The African Queen is a good movie. That’s it. It’s far more historically significant than it is “great”. That’s for a couple of reasons. Back to the AFI for a moment, in their “100 greatest stars” list, they ranked Humphrey Bogart the #1 actor of all time, and Katherine Hepburn the #1 actress of all time. The African Queen was the first, and only, screen pairing of the two, coming fairly late in both their careers.
The African Queen, with surprising box office success, marked the resurrection of Hepburn’s career (she had recently been deemed “box office poison”) and began her extremely successful run of films late in her life. Without this film, and those that followed (through On Golden Pond many many years later) she would not be the icon she is today.
Another historically significant aspect of The African Queen is that it was Bogart’s only Best Actor Oscar win. That being said, he deserved one long before this, for Casablanca and The Maltese Falcon and countless other movies. This was more of a “lifetime achievement” Oscar, the way Paul Newman got his for The Color of Money and Sandra Bullock got hers for The Blind Side. Frankly, there were three other Oscar nominees (Montgomery Clift in A Place In The Sun, Marlon Brando in A Streetcar Named Desire and Fredrich March in Death Of A Salesman) who were better in 1951.
Also, the fact that the movie was shot by John Huston in Africa, which was almost unheard of at the time, and some intrigue involving the Hollywood blacklist and some other factors made the making of The African Queen almost as interesting as the movie itself. The story of that journey is told in the one-hour documentary Embracing Chaos, which is featured on the new DVD as well.
The fact that The African Queen is just now coming to DVD is a story in itself. This is the last movie on the AFI’s top 100 list to make it to DVD, and it has been a long wait. I was hoping for a little more bonus material. Embracing Chaos is fascinating, and it adds an awful lot to this DVD edition, but I was hoping for something along the lines of the Centennial Collection, where Paramount has been re-releasing classic films with a ton of special features. The African Queen deserves more special features.

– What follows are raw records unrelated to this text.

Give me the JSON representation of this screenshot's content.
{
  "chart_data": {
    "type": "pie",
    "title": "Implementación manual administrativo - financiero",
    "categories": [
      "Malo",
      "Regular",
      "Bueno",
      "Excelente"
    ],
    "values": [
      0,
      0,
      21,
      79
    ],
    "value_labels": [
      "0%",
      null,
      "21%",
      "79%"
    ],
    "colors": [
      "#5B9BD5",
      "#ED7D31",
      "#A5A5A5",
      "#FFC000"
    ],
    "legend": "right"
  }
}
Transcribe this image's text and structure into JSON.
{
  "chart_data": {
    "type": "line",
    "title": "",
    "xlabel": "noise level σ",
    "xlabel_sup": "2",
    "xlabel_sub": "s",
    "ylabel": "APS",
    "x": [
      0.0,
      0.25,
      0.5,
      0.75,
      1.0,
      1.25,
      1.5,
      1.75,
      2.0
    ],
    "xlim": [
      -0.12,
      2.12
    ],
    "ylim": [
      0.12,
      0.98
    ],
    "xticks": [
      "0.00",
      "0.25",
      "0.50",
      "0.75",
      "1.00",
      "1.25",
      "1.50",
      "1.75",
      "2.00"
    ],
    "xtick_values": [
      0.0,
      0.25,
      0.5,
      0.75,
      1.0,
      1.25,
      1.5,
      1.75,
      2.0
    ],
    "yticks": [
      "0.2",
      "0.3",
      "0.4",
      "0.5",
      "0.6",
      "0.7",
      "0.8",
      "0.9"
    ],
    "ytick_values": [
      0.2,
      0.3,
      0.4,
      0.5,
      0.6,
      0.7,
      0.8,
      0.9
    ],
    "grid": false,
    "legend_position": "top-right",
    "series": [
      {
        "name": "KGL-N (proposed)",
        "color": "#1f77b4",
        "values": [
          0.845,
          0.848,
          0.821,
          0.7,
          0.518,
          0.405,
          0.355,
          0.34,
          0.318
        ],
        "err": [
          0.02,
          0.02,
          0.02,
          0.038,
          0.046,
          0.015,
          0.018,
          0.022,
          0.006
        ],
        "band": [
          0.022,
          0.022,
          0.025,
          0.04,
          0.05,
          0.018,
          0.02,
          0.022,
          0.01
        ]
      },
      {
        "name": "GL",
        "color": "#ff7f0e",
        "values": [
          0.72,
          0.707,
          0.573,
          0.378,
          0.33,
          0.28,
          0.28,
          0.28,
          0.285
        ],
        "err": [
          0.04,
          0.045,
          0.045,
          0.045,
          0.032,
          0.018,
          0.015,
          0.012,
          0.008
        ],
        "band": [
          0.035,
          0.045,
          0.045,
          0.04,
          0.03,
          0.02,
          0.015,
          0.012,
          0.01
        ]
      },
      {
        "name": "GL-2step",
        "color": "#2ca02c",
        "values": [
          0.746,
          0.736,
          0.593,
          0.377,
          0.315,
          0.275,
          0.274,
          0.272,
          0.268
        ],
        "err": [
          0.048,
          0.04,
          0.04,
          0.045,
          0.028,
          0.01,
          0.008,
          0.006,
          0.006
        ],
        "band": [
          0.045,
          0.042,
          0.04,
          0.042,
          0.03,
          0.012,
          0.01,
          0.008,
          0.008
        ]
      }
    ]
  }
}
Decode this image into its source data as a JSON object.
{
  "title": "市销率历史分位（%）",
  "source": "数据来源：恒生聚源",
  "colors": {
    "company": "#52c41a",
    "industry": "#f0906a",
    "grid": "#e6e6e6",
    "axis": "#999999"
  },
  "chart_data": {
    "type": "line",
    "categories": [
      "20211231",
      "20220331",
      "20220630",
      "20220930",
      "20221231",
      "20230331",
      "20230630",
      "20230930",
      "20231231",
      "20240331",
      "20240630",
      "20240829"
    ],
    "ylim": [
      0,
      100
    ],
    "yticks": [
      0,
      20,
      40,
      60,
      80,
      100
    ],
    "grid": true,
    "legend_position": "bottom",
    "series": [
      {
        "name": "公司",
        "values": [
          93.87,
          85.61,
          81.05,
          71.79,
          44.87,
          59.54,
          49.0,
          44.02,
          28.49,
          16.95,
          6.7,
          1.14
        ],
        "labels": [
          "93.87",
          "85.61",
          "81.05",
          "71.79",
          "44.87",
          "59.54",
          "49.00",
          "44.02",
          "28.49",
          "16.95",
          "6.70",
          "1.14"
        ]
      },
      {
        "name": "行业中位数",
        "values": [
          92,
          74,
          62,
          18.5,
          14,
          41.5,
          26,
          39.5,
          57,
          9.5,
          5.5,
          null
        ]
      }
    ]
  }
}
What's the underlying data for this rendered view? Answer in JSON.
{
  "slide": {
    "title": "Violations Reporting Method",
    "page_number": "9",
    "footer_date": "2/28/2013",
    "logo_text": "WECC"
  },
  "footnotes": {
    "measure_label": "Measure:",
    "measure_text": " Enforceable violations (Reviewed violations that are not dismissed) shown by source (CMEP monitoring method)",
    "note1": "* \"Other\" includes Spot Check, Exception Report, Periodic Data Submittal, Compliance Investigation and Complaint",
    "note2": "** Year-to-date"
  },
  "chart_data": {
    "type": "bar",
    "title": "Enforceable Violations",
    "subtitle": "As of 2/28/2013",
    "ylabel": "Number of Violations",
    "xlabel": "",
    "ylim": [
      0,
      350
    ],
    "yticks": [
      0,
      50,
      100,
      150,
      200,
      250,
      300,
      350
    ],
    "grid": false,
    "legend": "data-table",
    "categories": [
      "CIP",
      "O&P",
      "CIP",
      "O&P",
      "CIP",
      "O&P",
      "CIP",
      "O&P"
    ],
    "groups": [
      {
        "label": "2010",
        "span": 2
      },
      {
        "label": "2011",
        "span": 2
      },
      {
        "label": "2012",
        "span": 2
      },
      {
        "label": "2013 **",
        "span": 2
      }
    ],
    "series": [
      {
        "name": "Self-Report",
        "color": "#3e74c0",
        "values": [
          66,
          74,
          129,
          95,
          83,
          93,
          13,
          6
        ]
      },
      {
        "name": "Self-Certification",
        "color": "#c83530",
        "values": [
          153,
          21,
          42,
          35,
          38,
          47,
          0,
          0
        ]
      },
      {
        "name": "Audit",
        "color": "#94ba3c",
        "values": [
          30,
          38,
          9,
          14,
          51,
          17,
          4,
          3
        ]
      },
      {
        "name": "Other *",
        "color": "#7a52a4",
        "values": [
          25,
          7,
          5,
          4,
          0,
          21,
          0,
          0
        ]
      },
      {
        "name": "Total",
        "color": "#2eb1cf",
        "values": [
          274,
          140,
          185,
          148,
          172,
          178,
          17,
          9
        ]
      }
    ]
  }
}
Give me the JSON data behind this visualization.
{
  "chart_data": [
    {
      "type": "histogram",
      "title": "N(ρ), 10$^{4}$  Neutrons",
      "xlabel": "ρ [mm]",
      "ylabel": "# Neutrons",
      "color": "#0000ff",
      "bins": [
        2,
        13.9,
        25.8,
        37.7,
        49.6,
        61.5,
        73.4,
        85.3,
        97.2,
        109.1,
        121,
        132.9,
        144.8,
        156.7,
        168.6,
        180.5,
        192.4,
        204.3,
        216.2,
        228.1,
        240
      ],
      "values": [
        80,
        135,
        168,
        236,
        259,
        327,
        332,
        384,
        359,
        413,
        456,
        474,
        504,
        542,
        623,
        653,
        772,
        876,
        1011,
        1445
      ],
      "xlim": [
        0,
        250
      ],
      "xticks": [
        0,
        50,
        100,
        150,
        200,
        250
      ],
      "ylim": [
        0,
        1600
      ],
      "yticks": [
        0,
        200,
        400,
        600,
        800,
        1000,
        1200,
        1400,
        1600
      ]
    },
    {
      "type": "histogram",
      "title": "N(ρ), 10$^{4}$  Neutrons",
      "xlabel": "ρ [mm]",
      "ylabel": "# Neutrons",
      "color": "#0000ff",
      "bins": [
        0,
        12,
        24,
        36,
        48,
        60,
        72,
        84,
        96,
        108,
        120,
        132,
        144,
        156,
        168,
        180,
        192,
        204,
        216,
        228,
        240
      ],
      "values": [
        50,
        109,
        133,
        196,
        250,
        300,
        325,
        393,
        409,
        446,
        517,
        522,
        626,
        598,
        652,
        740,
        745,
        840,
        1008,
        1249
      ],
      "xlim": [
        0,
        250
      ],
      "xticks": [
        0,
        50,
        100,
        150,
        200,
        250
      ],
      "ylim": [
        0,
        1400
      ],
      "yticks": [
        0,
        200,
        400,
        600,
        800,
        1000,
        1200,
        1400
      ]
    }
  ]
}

This movie holds up well. It’s just two people on a boat for the bulk of the picture, but the fact that it’s Bogey and Hepburn is terrific. The fact that they’re both middle-aged and don’t exactly still have matinee idol looks is not just interesting, but refreshing. And the sense of adventure is still palpable. I maintain that this is not one of the 100 greatest American movies ever made. But The African Queen is still very good. And the release of this film on DVD, March 23rd from Alliance Films, is still a very big deal.